Posted February 26, 2006 by publisher in Cuban Americans.
By Karen Rutzick | Govexec.com
Hispanics continue to be substantially underrepresented in the federal workplace, according to 2005 data published by the Office of Personnel Management Wednesday.
Hispanics account for 7.4 percent of federal employees, but 12.6 percent of the general workforce, the figures show.
These numbers are new, but they tell an old story: For years, the percentage of Hispanics in the federal government has been much lower than that in the broader civilian labor force. Even as the percentage in the federal workforce climbs, so does the Hispanic population and its representation in jobs around the country.
Hispanic representation in federal employment is up just slightly from 2004, when it was 7.3 percent. Hispanics represented 7 percent of federal employees in 2003, 6.9 percent in 2002 and 6.6 percent in 2001, marking a five-year increase of 0.8 percent. In the same five-year period, Hispanic representation in the general workforce rose 0.7 percent, from 11.9 percent to 12.6 percent.
Hispanics account for only 3.5 percent of senior-level federal employees and 4.6 percent of GS 13-GS 15 managers. Those numbers rose slightly this year from 3.4 percent and 4.5 percent, respectively.
In comments accompanying the statistics, OPM Director Linda Springer recognized the underrepresentation of Hispanics.
“Overall, minority groups are better represented in the federal workforce than in the civilian labor force with one exception—Hispanics,” Springer said. “Despite a trend of increasing Hispanic representation in the federal workforce, Hispanics remain underrepresented in the federal government compared to the civilian labor force.”
There is no single reason, said Professor Harry Pachon, professor of public policy at the University of Southern California and president of the Tomás Rivera Policy Institute, which conducts research on key issues affecting Latino communities.
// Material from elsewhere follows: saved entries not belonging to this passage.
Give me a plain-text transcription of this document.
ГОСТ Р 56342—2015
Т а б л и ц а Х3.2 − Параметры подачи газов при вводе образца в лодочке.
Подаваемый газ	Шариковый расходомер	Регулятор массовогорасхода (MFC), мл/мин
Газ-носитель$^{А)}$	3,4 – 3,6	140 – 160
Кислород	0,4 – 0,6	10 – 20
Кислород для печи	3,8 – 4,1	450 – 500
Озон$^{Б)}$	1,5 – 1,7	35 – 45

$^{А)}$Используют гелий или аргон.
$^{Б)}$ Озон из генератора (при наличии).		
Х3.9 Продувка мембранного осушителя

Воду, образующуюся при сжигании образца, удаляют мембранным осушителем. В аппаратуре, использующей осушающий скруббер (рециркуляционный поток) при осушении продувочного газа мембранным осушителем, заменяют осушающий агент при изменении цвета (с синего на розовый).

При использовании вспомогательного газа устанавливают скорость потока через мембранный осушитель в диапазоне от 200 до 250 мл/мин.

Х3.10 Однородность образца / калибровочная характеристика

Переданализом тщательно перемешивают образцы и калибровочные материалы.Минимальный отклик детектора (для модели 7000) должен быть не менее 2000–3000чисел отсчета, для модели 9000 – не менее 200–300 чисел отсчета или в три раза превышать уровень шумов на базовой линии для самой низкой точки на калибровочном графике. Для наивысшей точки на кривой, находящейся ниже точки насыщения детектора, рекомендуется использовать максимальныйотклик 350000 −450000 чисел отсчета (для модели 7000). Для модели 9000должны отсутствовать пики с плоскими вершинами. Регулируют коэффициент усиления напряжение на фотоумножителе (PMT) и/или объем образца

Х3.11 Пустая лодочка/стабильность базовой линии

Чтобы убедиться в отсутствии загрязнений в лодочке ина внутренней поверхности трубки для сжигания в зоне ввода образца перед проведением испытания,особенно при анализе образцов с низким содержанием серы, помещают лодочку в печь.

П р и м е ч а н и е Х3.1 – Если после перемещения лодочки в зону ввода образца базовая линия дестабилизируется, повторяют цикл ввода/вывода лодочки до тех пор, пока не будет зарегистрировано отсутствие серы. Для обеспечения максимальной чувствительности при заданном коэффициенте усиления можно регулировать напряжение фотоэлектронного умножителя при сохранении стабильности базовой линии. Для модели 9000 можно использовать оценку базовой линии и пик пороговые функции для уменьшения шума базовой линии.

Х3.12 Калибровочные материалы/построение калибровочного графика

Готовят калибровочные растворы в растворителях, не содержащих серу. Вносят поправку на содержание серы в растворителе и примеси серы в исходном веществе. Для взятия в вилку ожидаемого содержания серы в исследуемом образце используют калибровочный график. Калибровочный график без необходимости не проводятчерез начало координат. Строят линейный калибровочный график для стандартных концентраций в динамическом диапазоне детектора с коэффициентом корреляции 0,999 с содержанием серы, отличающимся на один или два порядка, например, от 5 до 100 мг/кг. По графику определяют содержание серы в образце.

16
Pachon, a former federal employee himself in what was the Department of Health, Education and Welfare, identified a number of reasons for Hispanic underrepresentation, including a lack of federal recruitment in the West, where many Hispanics live. He also said the U.S. citizenship requirement for federal employment disqualifies some Hispanics who are able to work with green cards elsewhere in the general workforce.
Hispanics historically have not benefited from affirmative action to the same extent as other minority groups, Pachon added.
“Affirmative action in the 1970s and 1980s was not really addressed primarily at Latinos, it was addressed at African Americans, with good reason,” Pachon said. “Latinos in the affirmative action program were almost an afterthought rather than a forethought.”
Advocates for Hispanics are working to make underrepresentation a forethought. In 2004, the National Hispanic Leadership Agenda, a coalition of civil rights groups, called for Congress and President Bush to address the gap. In 2001, government leaders convened the Interagency Task Force on Hispanic Employment in the Federal Government after President Clinton issued an executive order to improve representation.
Springer said the Bush administration “will continue our efforts with agencies, stakeholders and working groups to make federal job opportunities known and available to every interested man and woman.”
The trend of underrepresentation is not the same throughout the federal government. OPM’s numbers show that Hispanics made up 18.5 percent of the Homeland Security Department’s employees in 2005.
“If Latinos are good enough to defend the country and fight the drugs and stop undocumented immigration, why aren’t they good enough to be a GS-15 in the Department of Education?” Pachon asked.
The overall lack of Hispanics in federal agencies has implications for the broader Hispanic population, advocates argue. In May 2004, Manuel Mirabal, then chair of the NHLA, wrote letters to the leaders of House and Senate government oversight subcommittees making this point.
“We believe Hispanic representation at all levels translates into government access and the ability to influence public policies,” Mirabal said.
Pachon said Hispanics in the federal government provide an awareness of issues other employees cannot.
“What does it mean when you have 50 percent of the kids in Texas and 50 percent of the kids in California who are Latino in the first grade and you have  percent representation in the Department of Education?” Pachon asked. “A lack of awareness of the bilingual, bicultural issues that are facing America.”